July 14 at 8:44 pm E.T. from LC-39A at the Kennedy Space Center


Initially scheduled to launch over a month ago, CRS-25 has finally left Earth after being delayed to due high levels of hydrazine vapor were detected in part of Dragon’s propulsion system during fueling operations. This hydrazine is used by the Dragon’s Draco thrusters and is highly corrosive to components not designed to interact with the fuel. Due to the severity of this issue NASA, and SpaceX took a cautious approach with the situation, pushing the launch back three times over several weeks. In a statement released June 28, NASA cited that teams were repairing and replacing any components that could have the potential to have been degraded by the vapor and would also replace the vehicles main parachute in order to give the potentially affected chute a more thorough inspection.


CRS-25 once docked will have delivered 5,800lbs of science and supplies to the space station.

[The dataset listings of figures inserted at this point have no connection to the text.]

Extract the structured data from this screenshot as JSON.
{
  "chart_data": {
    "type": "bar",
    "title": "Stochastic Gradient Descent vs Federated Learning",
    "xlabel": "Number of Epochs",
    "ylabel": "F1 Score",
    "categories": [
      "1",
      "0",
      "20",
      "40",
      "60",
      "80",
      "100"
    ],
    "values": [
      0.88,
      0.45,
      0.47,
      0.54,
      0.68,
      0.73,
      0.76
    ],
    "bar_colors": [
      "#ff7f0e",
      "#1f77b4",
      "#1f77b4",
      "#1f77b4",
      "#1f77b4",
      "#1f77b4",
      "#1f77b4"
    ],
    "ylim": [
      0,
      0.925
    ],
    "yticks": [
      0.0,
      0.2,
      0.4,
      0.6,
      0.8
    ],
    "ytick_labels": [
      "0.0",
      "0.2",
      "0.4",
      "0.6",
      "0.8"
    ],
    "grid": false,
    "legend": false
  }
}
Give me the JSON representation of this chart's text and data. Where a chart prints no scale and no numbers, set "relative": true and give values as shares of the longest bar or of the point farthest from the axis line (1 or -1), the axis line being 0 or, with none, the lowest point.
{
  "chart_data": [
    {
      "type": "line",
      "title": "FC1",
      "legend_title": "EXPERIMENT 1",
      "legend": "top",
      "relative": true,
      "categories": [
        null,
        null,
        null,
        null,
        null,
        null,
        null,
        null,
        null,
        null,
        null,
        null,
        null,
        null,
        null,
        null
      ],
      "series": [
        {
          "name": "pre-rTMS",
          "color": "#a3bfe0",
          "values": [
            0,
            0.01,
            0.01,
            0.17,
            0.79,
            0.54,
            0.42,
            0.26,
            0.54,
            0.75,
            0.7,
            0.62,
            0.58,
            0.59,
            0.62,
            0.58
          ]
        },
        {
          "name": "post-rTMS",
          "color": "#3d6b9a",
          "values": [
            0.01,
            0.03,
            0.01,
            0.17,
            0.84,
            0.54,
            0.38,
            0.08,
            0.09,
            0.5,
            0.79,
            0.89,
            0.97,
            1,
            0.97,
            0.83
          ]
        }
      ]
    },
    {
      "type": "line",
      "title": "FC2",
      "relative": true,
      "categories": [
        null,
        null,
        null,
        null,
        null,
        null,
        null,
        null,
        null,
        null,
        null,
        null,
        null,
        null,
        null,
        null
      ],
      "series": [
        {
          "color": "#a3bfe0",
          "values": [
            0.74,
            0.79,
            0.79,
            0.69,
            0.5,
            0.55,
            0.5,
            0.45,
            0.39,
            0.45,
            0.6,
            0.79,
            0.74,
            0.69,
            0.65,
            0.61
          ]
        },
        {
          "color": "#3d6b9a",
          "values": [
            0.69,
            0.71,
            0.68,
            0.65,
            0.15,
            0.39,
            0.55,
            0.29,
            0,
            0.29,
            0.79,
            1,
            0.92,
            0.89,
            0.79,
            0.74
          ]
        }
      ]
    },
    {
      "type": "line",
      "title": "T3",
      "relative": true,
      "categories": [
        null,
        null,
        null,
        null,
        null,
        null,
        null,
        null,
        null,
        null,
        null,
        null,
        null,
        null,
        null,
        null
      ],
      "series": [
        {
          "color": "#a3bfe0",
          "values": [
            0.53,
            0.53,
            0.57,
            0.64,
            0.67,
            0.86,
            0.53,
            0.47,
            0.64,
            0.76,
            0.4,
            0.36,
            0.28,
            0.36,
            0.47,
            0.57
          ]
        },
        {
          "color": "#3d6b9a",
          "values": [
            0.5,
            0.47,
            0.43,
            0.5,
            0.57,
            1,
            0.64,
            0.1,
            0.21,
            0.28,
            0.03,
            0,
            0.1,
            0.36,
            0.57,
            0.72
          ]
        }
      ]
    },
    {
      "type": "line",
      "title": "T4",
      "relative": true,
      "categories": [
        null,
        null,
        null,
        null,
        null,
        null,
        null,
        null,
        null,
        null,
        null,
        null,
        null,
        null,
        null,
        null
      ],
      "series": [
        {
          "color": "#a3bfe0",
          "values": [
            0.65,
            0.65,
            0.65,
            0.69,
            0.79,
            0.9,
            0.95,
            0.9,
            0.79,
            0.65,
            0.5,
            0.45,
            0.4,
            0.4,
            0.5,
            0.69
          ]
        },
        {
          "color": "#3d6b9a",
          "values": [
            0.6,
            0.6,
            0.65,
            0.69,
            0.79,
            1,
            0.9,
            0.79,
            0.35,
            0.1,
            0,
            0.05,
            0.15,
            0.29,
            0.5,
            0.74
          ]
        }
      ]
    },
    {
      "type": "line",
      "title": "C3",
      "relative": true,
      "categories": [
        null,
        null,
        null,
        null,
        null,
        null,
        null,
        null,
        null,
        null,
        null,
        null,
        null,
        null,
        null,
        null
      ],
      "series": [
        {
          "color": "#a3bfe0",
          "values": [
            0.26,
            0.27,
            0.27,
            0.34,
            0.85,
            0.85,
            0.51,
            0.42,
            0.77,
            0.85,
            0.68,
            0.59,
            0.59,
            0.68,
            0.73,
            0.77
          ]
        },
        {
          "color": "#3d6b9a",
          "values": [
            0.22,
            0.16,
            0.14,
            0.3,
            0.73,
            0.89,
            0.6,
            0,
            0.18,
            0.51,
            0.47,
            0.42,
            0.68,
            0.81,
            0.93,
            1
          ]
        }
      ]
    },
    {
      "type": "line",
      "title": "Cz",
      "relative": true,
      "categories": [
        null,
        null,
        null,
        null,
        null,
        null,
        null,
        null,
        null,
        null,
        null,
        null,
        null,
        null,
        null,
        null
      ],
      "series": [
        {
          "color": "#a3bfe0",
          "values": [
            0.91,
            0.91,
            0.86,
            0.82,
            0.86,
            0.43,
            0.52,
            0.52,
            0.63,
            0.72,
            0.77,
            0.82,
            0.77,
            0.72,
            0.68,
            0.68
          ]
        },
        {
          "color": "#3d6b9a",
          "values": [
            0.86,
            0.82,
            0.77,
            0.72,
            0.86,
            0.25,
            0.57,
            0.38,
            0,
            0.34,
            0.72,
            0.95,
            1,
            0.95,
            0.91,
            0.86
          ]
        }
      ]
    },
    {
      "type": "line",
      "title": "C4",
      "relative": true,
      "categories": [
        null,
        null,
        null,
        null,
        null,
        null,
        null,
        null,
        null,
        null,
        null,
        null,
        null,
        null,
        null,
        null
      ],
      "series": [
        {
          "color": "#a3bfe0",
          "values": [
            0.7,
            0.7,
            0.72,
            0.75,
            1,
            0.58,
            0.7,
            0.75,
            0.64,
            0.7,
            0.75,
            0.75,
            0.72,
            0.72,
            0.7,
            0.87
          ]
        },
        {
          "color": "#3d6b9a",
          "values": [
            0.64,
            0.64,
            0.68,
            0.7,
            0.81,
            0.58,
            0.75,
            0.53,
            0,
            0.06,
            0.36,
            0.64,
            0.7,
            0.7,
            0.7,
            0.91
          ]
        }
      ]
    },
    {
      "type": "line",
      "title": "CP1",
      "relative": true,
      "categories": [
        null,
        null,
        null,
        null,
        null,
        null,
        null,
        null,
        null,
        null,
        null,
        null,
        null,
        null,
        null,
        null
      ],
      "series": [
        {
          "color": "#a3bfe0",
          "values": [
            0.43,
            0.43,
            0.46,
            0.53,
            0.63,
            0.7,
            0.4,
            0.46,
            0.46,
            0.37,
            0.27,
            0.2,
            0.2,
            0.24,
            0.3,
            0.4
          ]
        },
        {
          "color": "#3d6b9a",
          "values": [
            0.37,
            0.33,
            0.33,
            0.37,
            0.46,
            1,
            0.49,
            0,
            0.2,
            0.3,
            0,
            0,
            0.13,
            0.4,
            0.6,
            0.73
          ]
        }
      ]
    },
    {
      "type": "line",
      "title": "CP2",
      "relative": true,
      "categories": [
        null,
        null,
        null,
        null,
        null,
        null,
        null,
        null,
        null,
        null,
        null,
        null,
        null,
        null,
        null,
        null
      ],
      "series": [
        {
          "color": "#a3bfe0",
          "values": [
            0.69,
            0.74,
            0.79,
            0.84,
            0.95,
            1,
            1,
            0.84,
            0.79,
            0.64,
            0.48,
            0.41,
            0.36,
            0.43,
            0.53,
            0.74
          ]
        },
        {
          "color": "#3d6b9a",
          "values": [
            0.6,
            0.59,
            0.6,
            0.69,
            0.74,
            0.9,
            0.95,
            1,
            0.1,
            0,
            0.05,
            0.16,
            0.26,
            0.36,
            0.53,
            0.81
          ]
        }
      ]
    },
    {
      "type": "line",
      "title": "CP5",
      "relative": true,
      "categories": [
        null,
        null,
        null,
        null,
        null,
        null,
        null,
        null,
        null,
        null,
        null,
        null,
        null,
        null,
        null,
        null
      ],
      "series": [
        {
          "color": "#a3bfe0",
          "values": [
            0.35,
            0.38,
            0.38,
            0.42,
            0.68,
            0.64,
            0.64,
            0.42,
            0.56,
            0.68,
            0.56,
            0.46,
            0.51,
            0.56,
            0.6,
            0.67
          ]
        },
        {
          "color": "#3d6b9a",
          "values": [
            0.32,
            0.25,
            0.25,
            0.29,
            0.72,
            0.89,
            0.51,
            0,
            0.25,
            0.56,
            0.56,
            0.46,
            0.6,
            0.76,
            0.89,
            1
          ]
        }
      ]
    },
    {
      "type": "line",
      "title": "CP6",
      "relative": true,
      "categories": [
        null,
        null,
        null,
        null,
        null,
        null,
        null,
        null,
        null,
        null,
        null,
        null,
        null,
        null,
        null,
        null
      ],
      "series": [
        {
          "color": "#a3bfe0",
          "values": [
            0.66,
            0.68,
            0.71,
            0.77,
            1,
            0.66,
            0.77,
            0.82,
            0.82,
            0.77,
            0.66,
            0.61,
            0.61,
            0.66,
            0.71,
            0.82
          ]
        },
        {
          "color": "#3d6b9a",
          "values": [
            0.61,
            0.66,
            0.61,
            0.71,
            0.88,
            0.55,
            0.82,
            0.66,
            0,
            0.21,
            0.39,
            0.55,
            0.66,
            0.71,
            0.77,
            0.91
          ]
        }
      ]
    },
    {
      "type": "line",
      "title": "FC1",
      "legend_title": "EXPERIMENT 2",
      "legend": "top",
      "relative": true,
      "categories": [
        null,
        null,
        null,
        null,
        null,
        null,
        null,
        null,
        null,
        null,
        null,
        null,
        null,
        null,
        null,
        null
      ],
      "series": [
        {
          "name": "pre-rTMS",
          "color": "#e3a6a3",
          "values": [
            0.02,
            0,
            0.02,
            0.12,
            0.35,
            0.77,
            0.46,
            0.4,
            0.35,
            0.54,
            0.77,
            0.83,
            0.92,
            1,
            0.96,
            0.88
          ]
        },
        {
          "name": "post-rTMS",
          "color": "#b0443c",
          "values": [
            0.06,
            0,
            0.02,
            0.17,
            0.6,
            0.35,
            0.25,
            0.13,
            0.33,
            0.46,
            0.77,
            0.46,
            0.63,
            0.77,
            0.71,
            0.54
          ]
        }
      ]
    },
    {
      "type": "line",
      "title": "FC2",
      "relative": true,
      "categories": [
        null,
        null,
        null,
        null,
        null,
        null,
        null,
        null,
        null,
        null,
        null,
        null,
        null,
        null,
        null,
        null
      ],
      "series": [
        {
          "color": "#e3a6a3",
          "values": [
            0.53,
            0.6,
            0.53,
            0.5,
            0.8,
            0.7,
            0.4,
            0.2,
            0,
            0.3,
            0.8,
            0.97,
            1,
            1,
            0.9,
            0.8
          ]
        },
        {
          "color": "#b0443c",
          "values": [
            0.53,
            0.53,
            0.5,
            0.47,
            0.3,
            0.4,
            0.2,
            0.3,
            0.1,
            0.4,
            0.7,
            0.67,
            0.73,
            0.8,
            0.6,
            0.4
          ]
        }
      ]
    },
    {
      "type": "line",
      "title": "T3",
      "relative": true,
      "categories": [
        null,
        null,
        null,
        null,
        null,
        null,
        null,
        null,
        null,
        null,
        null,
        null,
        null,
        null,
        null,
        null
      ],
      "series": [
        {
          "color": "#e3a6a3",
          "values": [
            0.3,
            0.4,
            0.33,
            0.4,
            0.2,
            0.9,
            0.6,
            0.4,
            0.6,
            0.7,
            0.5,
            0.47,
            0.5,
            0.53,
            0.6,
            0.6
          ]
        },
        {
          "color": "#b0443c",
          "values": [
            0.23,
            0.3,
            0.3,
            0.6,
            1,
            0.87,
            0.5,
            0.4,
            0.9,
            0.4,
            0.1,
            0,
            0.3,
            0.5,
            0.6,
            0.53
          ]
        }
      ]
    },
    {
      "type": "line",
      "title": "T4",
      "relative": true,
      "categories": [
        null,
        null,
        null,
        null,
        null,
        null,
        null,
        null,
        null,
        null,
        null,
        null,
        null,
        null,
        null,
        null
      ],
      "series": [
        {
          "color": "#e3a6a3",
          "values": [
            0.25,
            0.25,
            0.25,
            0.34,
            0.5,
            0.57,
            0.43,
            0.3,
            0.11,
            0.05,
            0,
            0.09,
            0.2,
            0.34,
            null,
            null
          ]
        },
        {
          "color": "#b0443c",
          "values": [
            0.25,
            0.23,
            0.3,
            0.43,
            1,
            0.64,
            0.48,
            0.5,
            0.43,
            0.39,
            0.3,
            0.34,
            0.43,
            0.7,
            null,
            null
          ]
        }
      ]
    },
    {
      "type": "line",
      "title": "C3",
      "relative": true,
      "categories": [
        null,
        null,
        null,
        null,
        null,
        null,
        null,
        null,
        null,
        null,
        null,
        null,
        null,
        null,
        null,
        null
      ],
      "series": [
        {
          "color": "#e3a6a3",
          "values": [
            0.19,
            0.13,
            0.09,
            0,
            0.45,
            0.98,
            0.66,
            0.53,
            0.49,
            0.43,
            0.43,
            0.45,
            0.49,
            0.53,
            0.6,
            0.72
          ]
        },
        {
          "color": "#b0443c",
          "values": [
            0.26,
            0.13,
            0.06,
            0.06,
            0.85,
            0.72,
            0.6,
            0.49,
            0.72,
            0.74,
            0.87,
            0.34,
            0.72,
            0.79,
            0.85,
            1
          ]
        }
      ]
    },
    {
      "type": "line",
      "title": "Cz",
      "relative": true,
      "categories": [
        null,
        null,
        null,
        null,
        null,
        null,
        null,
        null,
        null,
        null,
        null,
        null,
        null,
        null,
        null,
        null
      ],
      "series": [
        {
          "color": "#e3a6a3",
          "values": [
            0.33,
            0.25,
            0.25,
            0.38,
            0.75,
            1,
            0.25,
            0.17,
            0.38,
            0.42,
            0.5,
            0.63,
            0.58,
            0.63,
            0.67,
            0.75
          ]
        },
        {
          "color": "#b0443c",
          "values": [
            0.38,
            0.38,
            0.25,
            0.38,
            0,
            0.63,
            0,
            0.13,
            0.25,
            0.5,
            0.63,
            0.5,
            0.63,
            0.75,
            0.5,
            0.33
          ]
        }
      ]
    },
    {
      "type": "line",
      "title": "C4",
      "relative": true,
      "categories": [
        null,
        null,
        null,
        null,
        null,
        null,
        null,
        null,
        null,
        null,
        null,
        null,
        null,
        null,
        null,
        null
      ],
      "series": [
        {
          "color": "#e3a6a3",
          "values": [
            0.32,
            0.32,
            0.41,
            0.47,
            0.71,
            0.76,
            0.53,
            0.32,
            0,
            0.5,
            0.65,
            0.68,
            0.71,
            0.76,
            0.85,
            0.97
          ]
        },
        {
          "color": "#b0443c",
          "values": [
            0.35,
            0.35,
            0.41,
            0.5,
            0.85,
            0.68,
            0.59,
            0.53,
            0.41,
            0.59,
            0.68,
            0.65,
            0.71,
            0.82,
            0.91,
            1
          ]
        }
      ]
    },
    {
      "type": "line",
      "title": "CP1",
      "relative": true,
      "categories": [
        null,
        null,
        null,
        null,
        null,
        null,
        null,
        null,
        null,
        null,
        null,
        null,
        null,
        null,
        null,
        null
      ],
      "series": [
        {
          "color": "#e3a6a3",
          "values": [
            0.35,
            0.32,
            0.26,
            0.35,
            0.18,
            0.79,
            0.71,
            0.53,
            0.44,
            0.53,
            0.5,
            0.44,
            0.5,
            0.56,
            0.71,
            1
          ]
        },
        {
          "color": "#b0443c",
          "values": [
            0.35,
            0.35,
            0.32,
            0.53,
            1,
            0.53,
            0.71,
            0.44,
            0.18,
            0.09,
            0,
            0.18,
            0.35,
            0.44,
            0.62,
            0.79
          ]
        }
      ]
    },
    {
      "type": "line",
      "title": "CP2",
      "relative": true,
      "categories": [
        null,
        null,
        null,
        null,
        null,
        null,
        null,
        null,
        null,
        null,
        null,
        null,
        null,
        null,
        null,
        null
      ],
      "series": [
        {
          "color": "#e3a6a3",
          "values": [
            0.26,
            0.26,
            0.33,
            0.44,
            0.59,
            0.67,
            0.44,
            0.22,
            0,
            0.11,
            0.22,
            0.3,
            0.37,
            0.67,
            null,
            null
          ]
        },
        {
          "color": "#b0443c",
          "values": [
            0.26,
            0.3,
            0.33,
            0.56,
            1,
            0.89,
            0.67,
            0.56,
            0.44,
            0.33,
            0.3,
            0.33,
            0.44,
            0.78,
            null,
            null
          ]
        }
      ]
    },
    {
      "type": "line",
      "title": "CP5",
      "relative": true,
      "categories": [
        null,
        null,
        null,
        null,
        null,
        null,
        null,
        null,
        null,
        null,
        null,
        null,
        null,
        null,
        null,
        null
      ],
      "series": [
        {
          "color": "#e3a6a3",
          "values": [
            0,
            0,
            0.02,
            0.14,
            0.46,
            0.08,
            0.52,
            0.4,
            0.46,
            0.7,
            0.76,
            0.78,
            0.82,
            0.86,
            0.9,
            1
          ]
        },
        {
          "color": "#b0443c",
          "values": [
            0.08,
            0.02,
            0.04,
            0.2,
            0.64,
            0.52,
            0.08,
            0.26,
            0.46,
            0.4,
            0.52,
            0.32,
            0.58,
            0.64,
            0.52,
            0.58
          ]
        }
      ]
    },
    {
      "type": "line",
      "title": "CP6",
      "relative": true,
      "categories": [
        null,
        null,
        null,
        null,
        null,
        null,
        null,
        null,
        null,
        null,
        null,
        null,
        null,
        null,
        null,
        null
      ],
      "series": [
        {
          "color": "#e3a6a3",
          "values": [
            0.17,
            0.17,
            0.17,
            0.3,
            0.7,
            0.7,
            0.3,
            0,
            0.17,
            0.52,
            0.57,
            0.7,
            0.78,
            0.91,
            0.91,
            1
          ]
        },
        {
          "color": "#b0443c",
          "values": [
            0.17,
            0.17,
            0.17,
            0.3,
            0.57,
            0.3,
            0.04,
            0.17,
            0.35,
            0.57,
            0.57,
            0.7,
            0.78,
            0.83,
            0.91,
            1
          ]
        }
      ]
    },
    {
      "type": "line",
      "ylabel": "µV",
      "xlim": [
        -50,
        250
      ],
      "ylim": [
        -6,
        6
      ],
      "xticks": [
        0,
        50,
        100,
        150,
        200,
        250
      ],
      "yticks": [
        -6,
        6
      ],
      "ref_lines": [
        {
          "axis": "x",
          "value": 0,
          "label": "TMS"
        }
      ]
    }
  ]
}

This includes nearly forty ongoing research investigations, fresh apples, oranges, tomatoes, and other fresh foods, and cargo which will be useful to the astronauts onboard. If we are going by weight, then the science equipment accounts for roughly one half of the mission’s total cargo. One of the biggest experiments, not just in size but project scope is EMIT or Earth Surface Mineral Dust Source Investigation. About the size of a regular kitchen oven, it will be flown inside the trunk of Dragon and added to the ISS as an external payload to be used in measuring the mineral composition of dust in the planet’s driest regions. EMIT will focus on how dust in arid landscapes is carried on winds across the globe, adding to the planet’s overall climate system.